Tout à fait. C’est pour cette raison que ç’a été si dur de remplacer la figure paternelle dans ma vie. La majorité des femmes disent que le premier homme de leur vie, c’est leur père. Le mien avait tellement de qualités que la barre était haute... Je ne faisais jamais les bons choix amoureux, car ceux que je choisissais ne ressemblaient en rien à ce père. J’ai mis du temps avant d’achever mon deuil. Je me souviens d’un moment avec Jacques, durant les premiers mois de notre relation. J’avais mis mes grandes bottes noires en suède. J’étais tout habillée de noir. Jacques a noué un ruban jaune sur chacune de mes cuissardes et m’a amenée devant un miroir. On ne voyait que ces rubans qui tranchaient sur le noir. Jacques m’a alors dit: «Regarde-toi, Louise. Ton deuil n’est pas terminé. Tu as encore à faire le deuil de Cordélia (film sorti en 1980, dont elle tenait le rôle-titre), de ta passion amoureuse, de ton père.» Ça m’avait tellement interpellée. Il avait raison...
Comment avez-vous réussi à faire le deuil de votre père, si vous y êtes parvenue?
Oui, j’ai réussi. Le deuil de Pauline est fait, lui aussi. Ça ne veut pas dire que je ne pleure pas, parfois. Mais je suis en paix avec tout ce qui a été. À force de vivre avec Jacques, j’ai compris que c’était un homme avec lequel j’allais être heureuse, avec lequel j’aurais toujours une grande complicité spirituelle. J’ai, avec lui, la complicité, l’intimité, la spiritualité que j’avais avec mon père.
Dans votre livre, on se rend compte que...
Je suis une grande amoureuse! (rires) J’ai eu une vie de séductrice. C’est pour cela que le sous-titre est Aimer, incarner, écrire. Ce sont trois mots qui me définissent très bien. Aimer la vie, les êtres, mon métier... Comme si l’arrivée de Jacques dans ma vie m’avait fait comprendre que la place était libre: je pouvais aimer intensément et pour toujours cet homme-là.
Votre mère a-t-elle envié cette relation avec votre père?
Non, mais peut-être que j’aurais voulu avoir toute la place dans le regard du père. Mon père était un bon père, il aimait tous ses enfants, était formidable avec ma mère. Ce lien était tellement fort avec lui que j’ai délaissé ma mère. Mais j’ai eu le temps de me rapprocher. Quand elle a eu le cancer, je l’ai amenée à La Malbaie et l’ai fait chanter dans le hall d’entrée avec un piano à queue. Elle qui en avait rêvé! Comme toutes les femmes de sa génération, elle n’a jamais poursuivi ses rêves. Elle s’est occupée de sa famille.
Comment avez-vous fait le deuil de la maternité?
Lorsque j’ai fait ma première fausse couche, je ne désirais pas être enceinte. J’avais 22 ans. La deuxième est survenue à 45 ans, alors que j’étais avec Jacques.

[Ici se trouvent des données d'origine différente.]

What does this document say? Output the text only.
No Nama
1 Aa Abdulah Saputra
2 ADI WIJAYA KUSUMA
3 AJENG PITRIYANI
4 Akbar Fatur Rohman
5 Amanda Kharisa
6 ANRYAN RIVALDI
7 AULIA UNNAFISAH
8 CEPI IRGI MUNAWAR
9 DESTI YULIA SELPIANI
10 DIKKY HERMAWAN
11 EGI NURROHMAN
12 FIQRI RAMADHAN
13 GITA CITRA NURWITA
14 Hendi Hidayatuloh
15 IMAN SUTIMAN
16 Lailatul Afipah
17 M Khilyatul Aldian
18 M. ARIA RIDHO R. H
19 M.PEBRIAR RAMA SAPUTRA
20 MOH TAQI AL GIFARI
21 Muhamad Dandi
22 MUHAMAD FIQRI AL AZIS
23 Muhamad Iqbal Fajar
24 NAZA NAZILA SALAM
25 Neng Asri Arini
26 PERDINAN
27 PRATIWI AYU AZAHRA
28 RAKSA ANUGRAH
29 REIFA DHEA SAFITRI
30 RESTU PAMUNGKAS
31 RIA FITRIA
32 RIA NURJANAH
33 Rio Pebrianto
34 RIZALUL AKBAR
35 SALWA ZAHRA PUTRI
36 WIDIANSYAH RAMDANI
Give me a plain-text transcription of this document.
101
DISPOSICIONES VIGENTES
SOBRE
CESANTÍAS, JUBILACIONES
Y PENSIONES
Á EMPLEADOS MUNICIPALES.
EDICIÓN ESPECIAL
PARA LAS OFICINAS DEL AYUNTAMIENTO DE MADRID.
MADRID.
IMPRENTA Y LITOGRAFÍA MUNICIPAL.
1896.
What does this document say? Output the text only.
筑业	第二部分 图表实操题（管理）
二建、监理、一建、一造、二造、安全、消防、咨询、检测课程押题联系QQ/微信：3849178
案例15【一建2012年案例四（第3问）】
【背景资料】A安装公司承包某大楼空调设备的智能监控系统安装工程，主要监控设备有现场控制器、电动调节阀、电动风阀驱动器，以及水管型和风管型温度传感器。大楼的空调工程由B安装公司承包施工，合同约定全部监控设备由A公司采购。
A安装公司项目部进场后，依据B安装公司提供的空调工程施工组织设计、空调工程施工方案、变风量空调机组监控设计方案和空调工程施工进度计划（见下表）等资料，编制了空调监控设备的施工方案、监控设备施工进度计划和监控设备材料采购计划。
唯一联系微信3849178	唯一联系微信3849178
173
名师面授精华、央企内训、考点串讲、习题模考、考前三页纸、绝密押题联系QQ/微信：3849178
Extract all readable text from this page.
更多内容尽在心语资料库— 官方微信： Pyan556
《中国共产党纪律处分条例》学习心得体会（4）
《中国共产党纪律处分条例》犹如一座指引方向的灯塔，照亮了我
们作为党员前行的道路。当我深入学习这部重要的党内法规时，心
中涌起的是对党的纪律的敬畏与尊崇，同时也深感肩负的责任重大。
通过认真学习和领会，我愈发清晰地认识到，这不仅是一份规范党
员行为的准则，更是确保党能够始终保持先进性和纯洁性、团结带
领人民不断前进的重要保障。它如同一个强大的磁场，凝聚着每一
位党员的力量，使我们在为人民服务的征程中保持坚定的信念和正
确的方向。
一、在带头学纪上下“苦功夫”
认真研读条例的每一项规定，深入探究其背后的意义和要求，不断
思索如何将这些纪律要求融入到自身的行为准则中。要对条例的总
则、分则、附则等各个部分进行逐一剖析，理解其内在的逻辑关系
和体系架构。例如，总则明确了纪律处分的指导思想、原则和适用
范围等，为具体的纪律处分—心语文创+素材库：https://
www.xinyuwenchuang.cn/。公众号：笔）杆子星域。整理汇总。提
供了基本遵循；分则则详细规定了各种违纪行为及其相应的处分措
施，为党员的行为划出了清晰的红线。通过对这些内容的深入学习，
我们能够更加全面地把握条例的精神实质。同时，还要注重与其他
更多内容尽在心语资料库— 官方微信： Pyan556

J’ai trouvé ça dur, car ma sœur et ma belle-sœur étaient enceintes. Jacques a proposé de faire un rituel: ça m’a aidée à faire le deuil. La vie m’avait montré que la maternité n’était pas pour moi. Avec le temps, j’ai réalisé que la vie allait donner plusieurs enfants à l’actrice que je suis...
Sa biographie Aimer, incarner, écrire, publiée chez Druide, est écrite en collaboration avec Samuel Larochelle. L’autrice sera présente à différents salons du livre, dont celui de Montréal, en novembre. Elle participera au Festival Québec en toutes lettres, où elle offrira deux ateliers sur l’écriture de la correspondance et une table ronde les 21 et 22 octobre. Elle tourne dans la série Web La dernière communion et a tourné, au printemps, dans les films Le jour où le dromadaire est parti, de Geneviève Sauvé, et Le grand vide, de Jessy Dupont.